Urban – You had a fish but it died, so you put a cactus in the bowl, and now you just throw bits of pizza down to the rats in the alley.

Warm Summer Nights

Rural – You just want five minutes to peel off your soggy underwear when Eddie and Fran show up with a load of fresh pig manure that needs to be spread before dark.

Suburban – You finally just say “Screw it!” and turn the A/C to a human temperature so you can watch Netflix in your underwear until you fall asleep on the sofa.

Urban – You hang out in an air-conditioned bar with a bunch of losers because your apartment is a sauna and you refuse to spend the evening sitting out on the fire escape in your underwear like some peasant.

Waking up on the weekend

Rural – One of these days, you’re going to throttle that &$#?% rooster.

Suburban – Every asshole in history is out there, mowing his lawn at 7:00 A.M.

Urban – Sirens and the occasional gunshot.

Transportation

Rural – You have a truck that’s held together with duct tape, Bondo, binder twine and rust — and looks like a refugee from a Demolition Derby.

Suburban – You have two vehicles and three car payments because you’re still paying for that stupid PT Cruiser you bought two minivans ago.

Urban – There was a dead guy on the subway last Thursday.

Exercise

Rural – Exercise?  You work your ass off every day and need exercise like the Titanic needed another iceberg.

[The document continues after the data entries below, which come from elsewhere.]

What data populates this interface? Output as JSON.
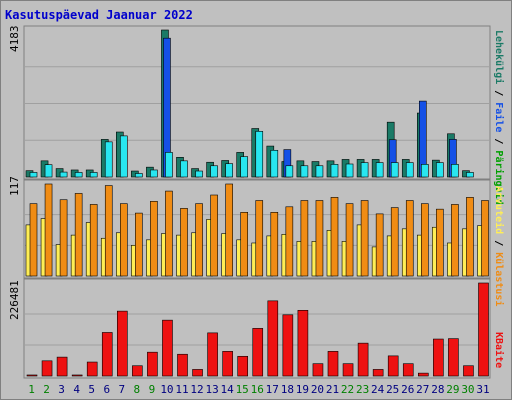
{
  "title": "Kasutuspäevad Jaanuar 2022",
  "colors": {
    "pageviews": "#1a7a66",
    "files": "#1450e6",
    "hits": "#28e6f0",
    "visits": "#f08c14",
    "sites": "#ffee55",
    "kbytes": "#ee1111",
    "weekend_day": "#008000",
    "weekday": "#000080"
  },
  "chart_data": [
    {
      "type": "bar",
      "panel": "top",
      "max_label": "4183",
      "axis_labels": [
        "Päringuid",
        "Faile",
        "Lehekülgi"
      ],
      "axis_separator": " / ",
      "legend_colors": [
        "#00a000",
        "#1450e6",
        "#1a7a66"
      ],
      "x": [
        "1",
        "2",
        "3",
        "4",
        "5",
        "6",
        "7",
        "8",
        "9",
        "10",
        "11",
        "12",
        "13",
        "14",
        "15",
        "16",
        "17",
        "18",
        "19",
        "20",
        "21",
        "22",
        "23",
        "24",
        "25",
        "26",
        "27",
        "28",
        "29",
        "30",
        "31"
      ],
      "weekend": [
        "1",
        "2",
        "8",
        "9",
        "15",
        "16",
        "22",
        "23",
        "29",
        "30"
      ],
      "ylim": [
        0,
        4183
      ],
      "series": [
        {
          "name": "Lehekülgi",
          "values": [
            180,
            460,
            240,
            200,
            200,
            1070,
            1280,
            170,
            280,
            4183,
            560,
            240,
            420,
            470,
            700,
            1380,
            880,
            440,
            460,
            440,
            460,
            500,
            500,
            500,
            1560,
            500,
            1820,
            480,
            1230,
            180,
            0
          ]
        },
        {
          "name": "Faile",
          "values": [
            0,
            0,
            0,
            0,
            0,
            0,
            0,
            0,
            0,
            3950,
            0,
            0,
            0,
            0,
            0,
            0,
            0,
            780,
            0,
            0,
            0,
            0,
            0,
            0,
            1060,
            0,
            2160,
            0,
            1070,
            0,
            0
          ]
        },
        {
          "name": "Päringuid",
          "values": [
            130,
            350,
            140,
            130,
            130,
            1000,
            1170,
            100,
            200,
            700,
            460,
            170,
            320,
            380,
            580,
            1300,
            760,
            320,
            320,
            320,
            360,
            370,
            410,
            410,
            410,
            410,
            360,
            410,
            360,
            130,
            0
          ]
        }
      ]
    },
    {
      "type": "bar",
      "panel": "middle",
      "max_label": "117",
      "axis_labels": [
        "Külastusi",
        "Arvuteid"
      ],
      "axis_separator": " / ",
      "legend_colors": [
        "#f08c14",
        "#ffee55"
      ],
      "x": [
        "1",
        "2",
        "3",
        "4",
        "5",
        "6",
        "7",
        "8",
        "9",
        "10",
        "11",
        "12",
        "13",
        "14",
        "15",
        "16",
        "17",
        "18",
        "19",
        "20",
        "21",
        "22",
        "23",
        "24",
        "25",
        "26",
        "27",
        "28",
        "29",
        "30",
        "31"
      ],
      "ylim": [
        0,
        117
      ],
      "series": [
        {
          "name": "Külastusi",
          "values": [
            92,
            117,
            97,
            105,
            91,
            115,
            92,
            80,
            95,
            108,
            86,
            92,
            103,
            117,
            81,
            96,
            81,
            88,
            96,
            96,
            100,
            92,
            96,
            79,
            87,
            96,
            92,
            85,
            91,
            100,
            96
          ]
        },
        {
          "name": "Arvuteid",
          "values": [
            65,
            73,
            40,
            52,
            68,
            48,
            55,
            39,
            46,
            54,
            52,
            55,
            72,
            54,
            46,
            42,
            51,
            53,
            44,
            44,
            58,
            44,
            65,
            37,
            51,
            60,
            52,
            62,
            42,
            60,
            64
          ]
        }
      ]
    },
    {
      "type": "bar",
      "panel": "bottom",
      "max_label": "226481",
      "axis_labels": [
        "KBaite"
      ],
      "legend_colors": [
        "#ee1111"
      ],
      "x": [
        "1",
        "2",
        "3",
        "4",
        "5",
        "6",
        "7",
        "8",
        "9",
        "10",
        "11",
        "12",
        "13",
        "14",
        "15",
        "16",
        "17",
        "18",
        "19",
        "20",
        "21",
        "22",
        "23",
        "24",
        "25",
        "26",
        "27",
        "28",
        "29",
        "30",
        "31"
      ],
      "ylim": [
        0,
        226481
      ],
      "series": [
        {
          "name": "KBaite",
          "values": [
            2500,
            37000,
            46000,
            2500,
            34000,
            106000,
            158000,
            25000,
            58000,
            136000,
            53000,
            16000,
            105000,
            60000,
            48000,
            116000,
            183000,
            149000,
            160000,
            30000,
            60000,
            30000,
            80000,
            16000,
            49000,
            30000,
            7000,
            90000,
            91000,
            25000,
            226481
          ]
        }
      ]
    }
  ]
}
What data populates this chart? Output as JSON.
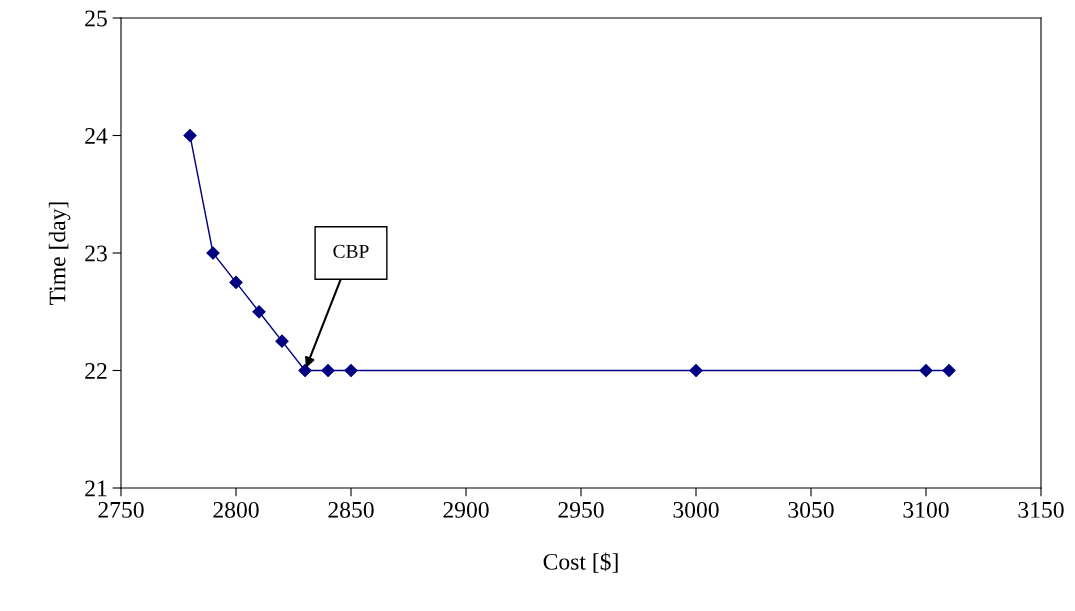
{
  "chart_data": {
    "type": "line",
    "xlabel": "Cost [$]",
    "ylabel": "Time [day]",
    "x": [
      2780,
      2790,
      2800,
      2810,
      2820,
      2830,
      2840,
      2850,
      3000,
      3100,
      3110
    ],
    "series": [
      {
        "color": "#000080",
        "values": [
          24,
          23,
          22.75,
          22.5,
          22.25,
          22,
          22,
          22,
          22,
          22,
          22
        ]
      }
    ],
    "xlim": [
      2750,
      3150
    ],
    "xticks": [
      2750,
      2800,
      2850,
      2900,
      2950,
      3000,
      3050,
      3100,
      3150
    ],
    "ylim": [
      21,
      25
    ],
    "yticks": [
      21,
      22,
      23,
      24,
      25
    ],
    "annotations": [
      {
        "text": "CBP",
        "x": 2830,
        "y": 22
      }
    ],
    "marker": "diamond",
    "line_style": "solid",
    "grid": false,
    "legend": false
  }
}
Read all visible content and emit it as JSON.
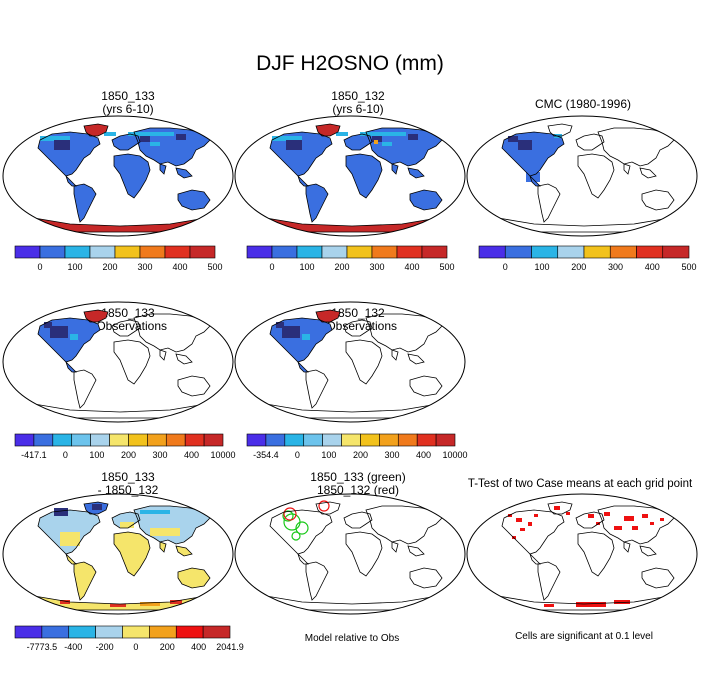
{
  "title": "DJF H2OSNO (mm)",
  "colors": {
    "land_outline": "#000000",
    "snow_deep": "#2a2f7a",
    "blue_main": "#3a6fe0",
    "cyan": "#2ab4e6",
    "light_blue": "#a9d3ec",
    "pale_yellow": "#f5e56b",
    "orange": "#f2a11c",
    "red": "#e03020",
    "dark_red": "#c62828",
    "purple": "#4a2ee8",
    "green": "#18c818",
    "signif_red": "#ee1111"
  },
  "panels": [
    {
      "id": "p1",
      "title_line1": "1850_133",
      "title_line2": "(yrs 6-10)",
      "fill": "case133"
    },
    {
      "id": "p2",
      "title_line1": "1850_132",
      "title_line2": "(yrs 6-10)",
      "fill": "case132"
    },
    {
      "id": "p3",
      "title_line1": "CMC (1980-1996)",
      "title_line2": "",
      "fill": "obs"
    },
    {
      "id": "p4",
      "title_line1": "1850_133",
      "title_line2": "- Observations",
      "fill": "diff133"
    },
    {
      "id": "p5",
      "title_line1": "1850_132",
      "title_line2": "- Observations",
      "fill": "diff132"
    },
    {
      "id": "p7",
      "title_line1": "1850_133",
      "title_line2": "- 1850_132",
      "fill": "diffcases"
    },
    {
      "id": "p8",
      "title_line1": "1850_133 (green)",
      "title_line2": "1850_132 (red)",
      "fill": "contours"
    },
    {
      "id": "p9",
      "title_line1": "T-Test of two Case means at each grid point",
      "title_line2": "",
      "fill": "ttest"
    }
  ],
  "colorbars": {
    "abs": {
      "colors": [
        "#4a2ee8",
        "#3a6fe0",
        "#2ab4e6",
        "#a9d3ec",
        "#f2c21c",
        "#f07a1c",
        "#e03020",
        "#c62828"
      ],
      "labels": [
        "0",
        "100",
        "200",
        "300",
        "400",
        "500"
      ]
    },
    "diff_obs_133": {
      "colors": [
        "#4a2ee8",
        "#3a6fe0",
        "#2ab4e6",
        "#6cc3ec",
        "#a9d3ec",
        "#f5e56b",
        "#f2c21c",
        "#f2a11c",
        "#f07a1c",
        "#e03020",
        "#c62828"
      ],
      "labels": [
        "-417.1",
        "0",
        "100",
        "200",
        "300",
        "400",
        "10000"
      ]
    },
    "diff_obs_132": {
      "colors": [
        "#4a2ee8",
        "#3a6fe0",
        "#2ab4e6",
        "#6cc3ec",
        "#a9d3ec",
        "#f5e56b",
        "#f2c21c",
        "#f2a11c",
        "#f07a1c",
        "#e03020",
        "#c62828"
      ],
      "labels": [
        "-354.4",
        "0",
        "100",
        "200",
        "300",
        "400",
        "10000"
      ]
    },
    "diff_cases": {
      "colors": [
        "#4a2ee8",
        "#3a6fe0",
        "#2ab4e6",
        "#a9d3ec",
        "#f5e56b",
        "#f2a11c",
        "#ee1111",
        "#c62828"
      ],
      "labels": [
        "-7773.5",
        "-400",
        "-200",
        "0",
        "200",
        "400",
        "2041.9"
      ]
    }
  },
  "notes": {
    "model_relative": "Model relative to Obs",
    "significance": "Cells are significant at 0.1 level"
  }
}
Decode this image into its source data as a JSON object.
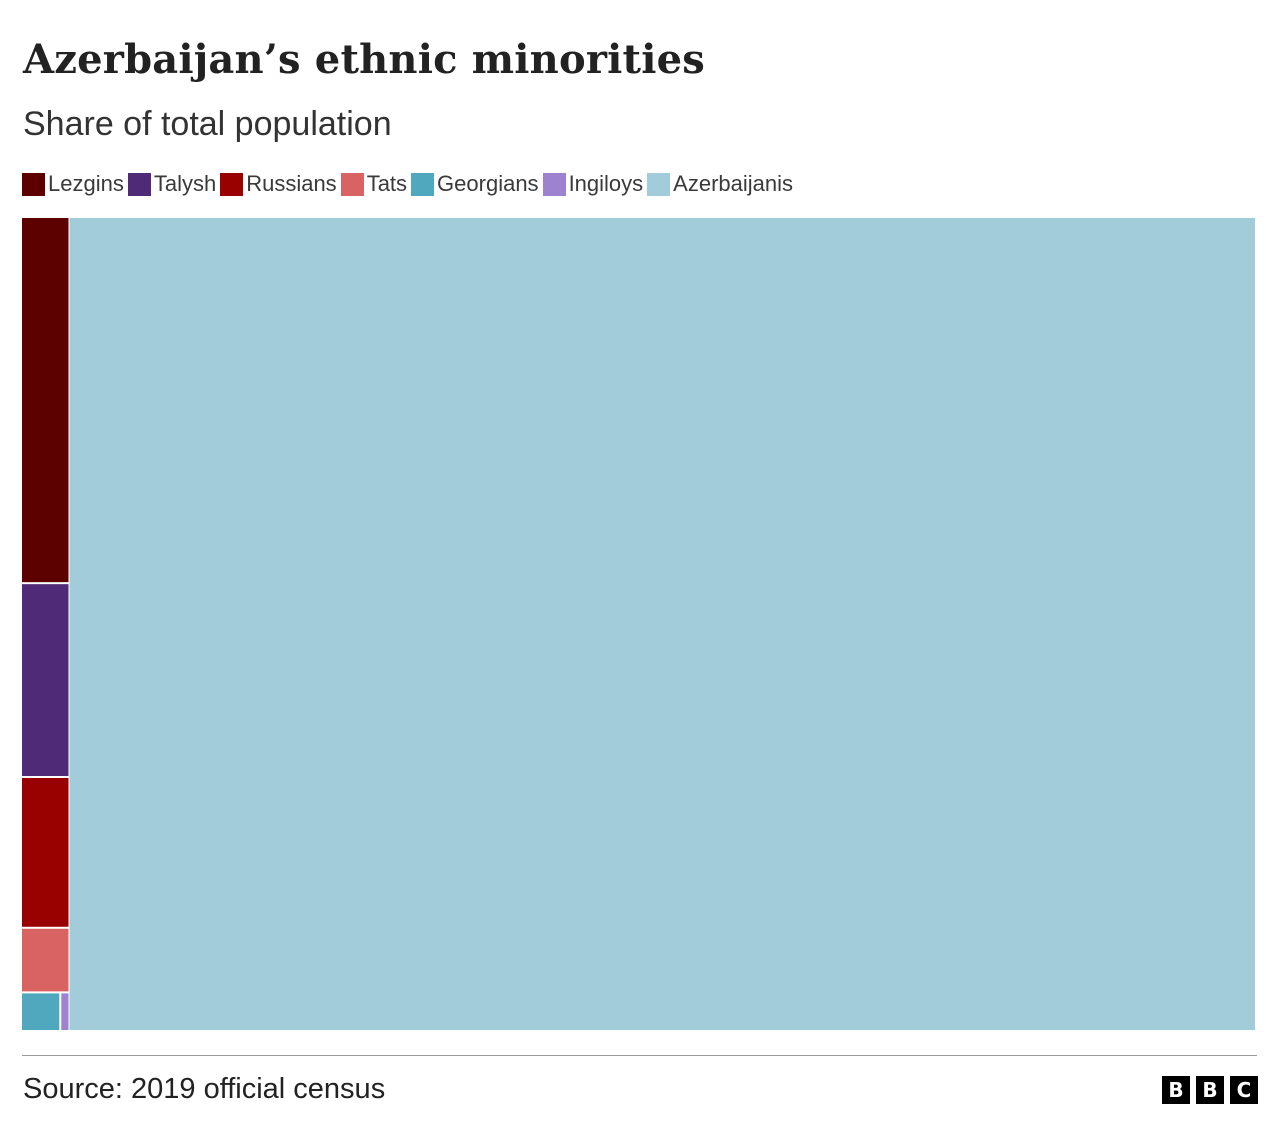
{
  "header": {
    "title": "Azerbaijan’s ethnic minorities",
    "subtitle": "Share of total population"
  },
  "chart_data": {
    "type": "treemap",
    "title": "Azerbaijan’s ethnic minorities",
    "subtitle": "Share of total population",
    "legend_position": "top-left",
    "categories": [
      "Lezgins",
      "Talysh",
      "Russians",
      "Tats",
      "Georgians",
      "Ingiloys",
      "Azerbaijanis"
    ],
    "values": [
      1.7,
      0.9,
      0.7,
      0.3,
      0.14,
      0.03,
      96.2
    ],
    "colors": [
      "#5c0000",
      "#4e2a77",
      "#990000",
      "#d96363",
      "#4fa8be",
      "#9d82cf",
      "#a2ccd9"
    ]
  },
  "footer": {
    "source": "Source: 2019 official census",
    "logo_letters": [
      "B",
      "B",
      "C"
    ]
  }
}
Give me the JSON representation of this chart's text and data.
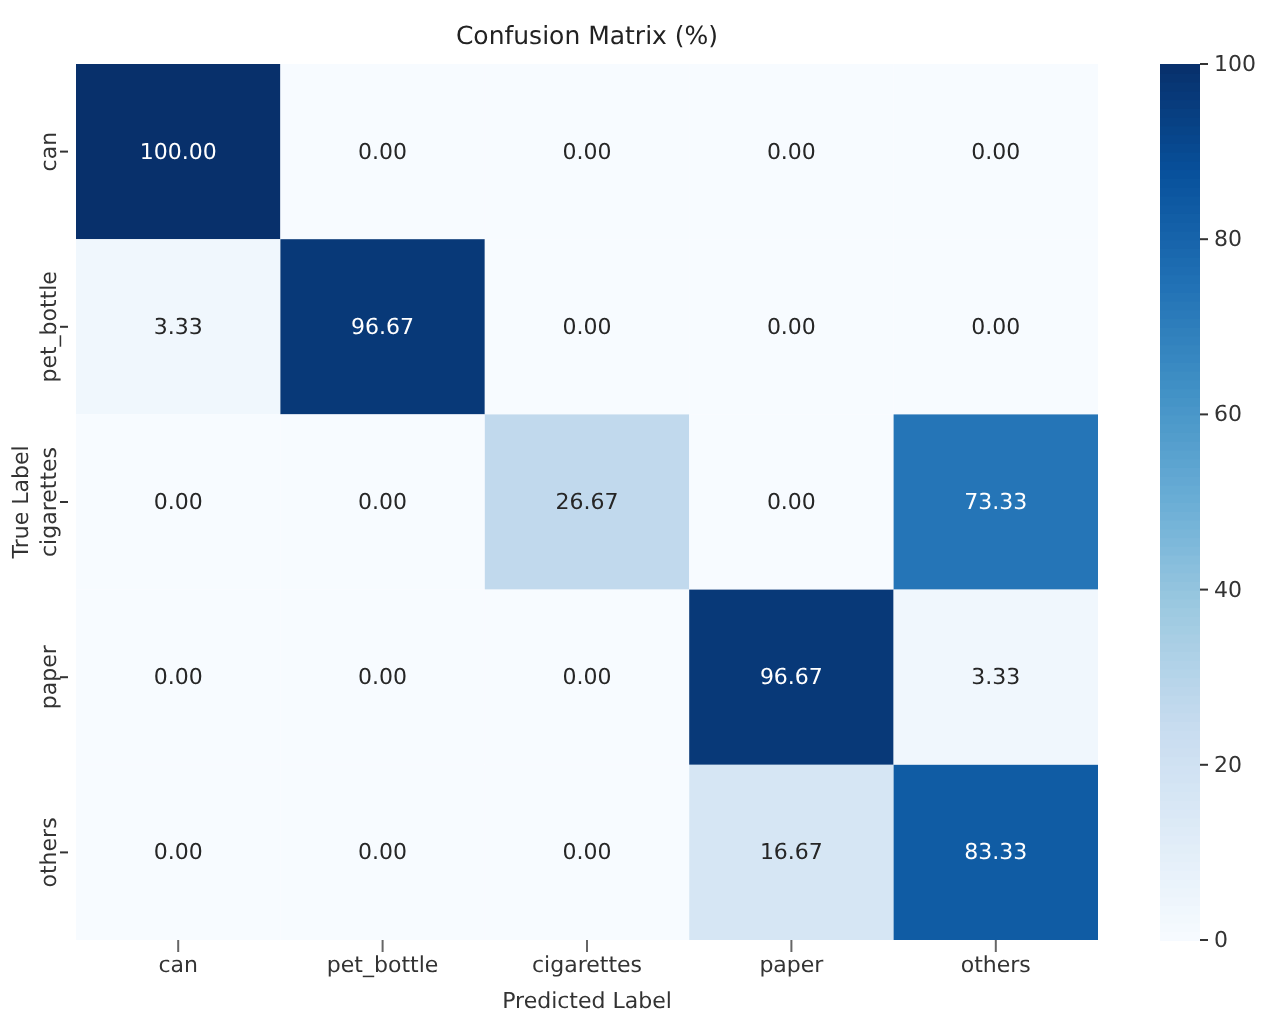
{
  "chart_data": {
    "type": "heatmap",
    "title": "Confusion Matrix (%)",
    "xlabel": "Predicted Label",
    "ylabel": "True Label",
    "categories": [
      "can",
      "pet_bottle",
      "cigarettes",
      "paper",
      "others"
    ],
    "y_categories": [
      "can",
      "pet_bottle",
      "cigarettes",
      "paper",
      "others"
    ],
    "cells": [
      [
        100,
        0,
        0,
        0,
        0
      ],
      [
        3.33,
        96.67,
        0,
        0,
        0
      ],
      [
        0,
        0,
        26.67,
        0,
        73.33
      ],
      [
        0,
        0,
        0,
        96.67,
        3.33
      ],
      [
        0,
        0,
        0,
        16.67,
        83.33
      ]
    ],
    "cell_labels": [
      [
        "100.00",
        "0.00",
        "0.00",
        "0.00",
        "0.00"
      ],
      [
        "3.33",
        "96.67",
        "0.00",
        "0.00",
        "0.00"
      ],
      [
        "0.00",
        "0.00",
        "26.67",
        "0.00",
        "73.33"
      ],
      [
        "0.00",
        "0.00",
        "0.00",
        "96.67",
        "3.33"
      ],
      [
        "0.00",
        "0.00",
        "0.00",
        "16.67",
        "83.33"
      ]
    ],
    "clim": [
      0,
      100
    ],
    "cticks": [
      0,
      20,
      40,
      60,
      80,
      100
    ]
  }
}
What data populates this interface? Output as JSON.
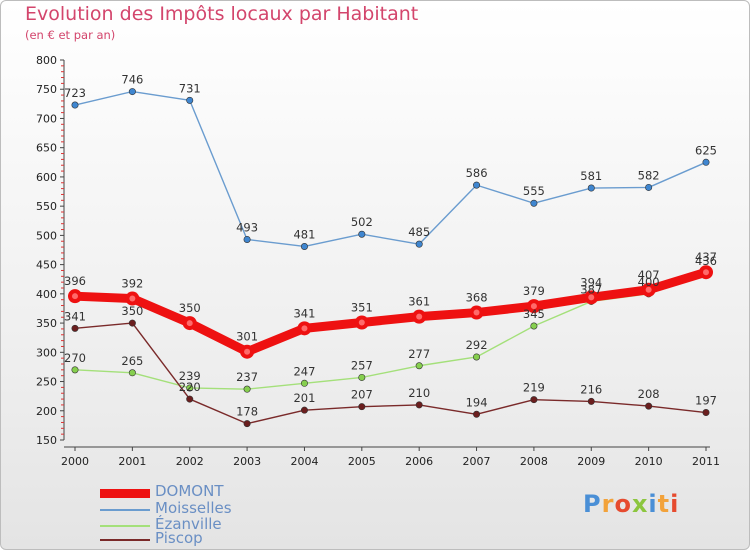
{
  "header": {
    "title": "Evolution des Impôts locaux par Habitant",
    "subtitle": "(en € et par an)"
  },
  "logo": {
    "text": "Proxiti"
  },
  "chart_data": {
    "type": "line",
    "title": "Evolution des Impôts locaux par Habitant",
    "subtitle": "(en € et par an)",
    "xlabel": "",
    "ylabel": "",
    "ylim": [
      150,
      800
    ],
    "yticks": [
      150,
      200,
      250,
      300,
      350,
      400,
      450,
      500,
      550,
      600,
      650,
      700,
      750,
      800
    ],
    "categories": [
      "2000",
      "2001",
      "2002",
      "2003",
      "2004",
      "2005",
      "2006",
      "2007",
      "2008",
      "2009",
      "2010",
      "2011"
    ],
    "grid": false,
    "legend_position": "bottom-left",
    "series": [
      {
        "name": "Moisselles",
        "color": "#6a9ccf",
        "marker": "#3f86d0",
        "emphasis": false,
        "values": [
          723,
          746,
          731,
          493,
          481,
          502,
          485,
          586,
          555,
          581,
          582,
          625
        ],
        "labels": [
          "723",
          "746",
          "731",
          "493",
          "481",
          "502",
          "485",
          "586",
          "555",
          "581",
          "582",
          "625"
        ]
      },
      {
        "name": "Ézanville",
        "color": "#a4e07a",
        "marker": "#86cf4e",
        "emphasis": false,
        "values": [
          270,
          265,
          239,
          237,
          247,
          257,
          277,
          292,
          345,
          387,
          400,
          436
        ],
        "labels": [
          "270",
          "265",
          "239",
          "237",
          "247",
          "257",
          "277",
          "292",
          "345",
          "387",
          "400",
          "436"
        ]
      },
      {
        "name": "Piscop",
        "color": "#7a2a2a",
        "marker": "#6b1e1e",
        "emphasis": false,
        "values": [
          341,
          350,
          220,
          178,
          201,
          207,
          210,
          194,
          219,
          216,
          208,
          197
        ],
        "labels": [
          "341",
          "350",
          "220",
          "178",
          "201",
          "207",
          "210",
          "194",
          "219",
          "216",
          "208",
          "197"
        ]
      },
      {
        "name": "DOMONT",
        "color": "#ee1111",
        "marker": "#ee1111",
        "emphasis": true,
        "values": [
          396,
          392,
          350,
          301,
          341,
          351,
          361,
          368,
          379,
          394,
          407,
          437
        ],
        "labels": [
          "396",
          "392",
          "350",
          "301",
          "341",
          "351",
          "361",
          "368",
          "379",
          "394",
          "407",
          "437"
        ]
      }
    ]
  },
  "legend": {
    "items": [
      {
        "label": "DOMONT",
        "color": "#ee1111"
      },
      {
        "label": "Moisselles",
        "color": "#6a9ccf"
      },
      {
        "label": "Ézanville",
        "color": "#a4e07a"
      },
      {
        "label": "Piscop",
        "color": "#7a2a2a"
      }
    ]
  }
}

Suburban – You have a set of weights and a treadmill gathering dust in the garage.  You’re thinking about buying a Bowflex and you swear to God, this year, you’re going to go back to yoga.

Urban – You have a gym membership, but you haven’t been there since January — 4 years ago.

But in the end, we’re all the same.

Shopping

Rural – There are two stores in town, but their selection is so crappy that you just buy your stuff online from Amazon.

Suburban – You have 2 malls, a giant discount store, a Walmart, a Home Depot, a Costco and an Ikea within a five mile radius, but it’s such a pain in the ass to drive there, find a parking space, wander around the aisles for hours and stand in line waiting to pay that you just buy your stuff online from Amazon.

Urban – You have tons of cool designer shops within walking distance, but they’re so damn expensive that you just buy your stuff online from Amazon.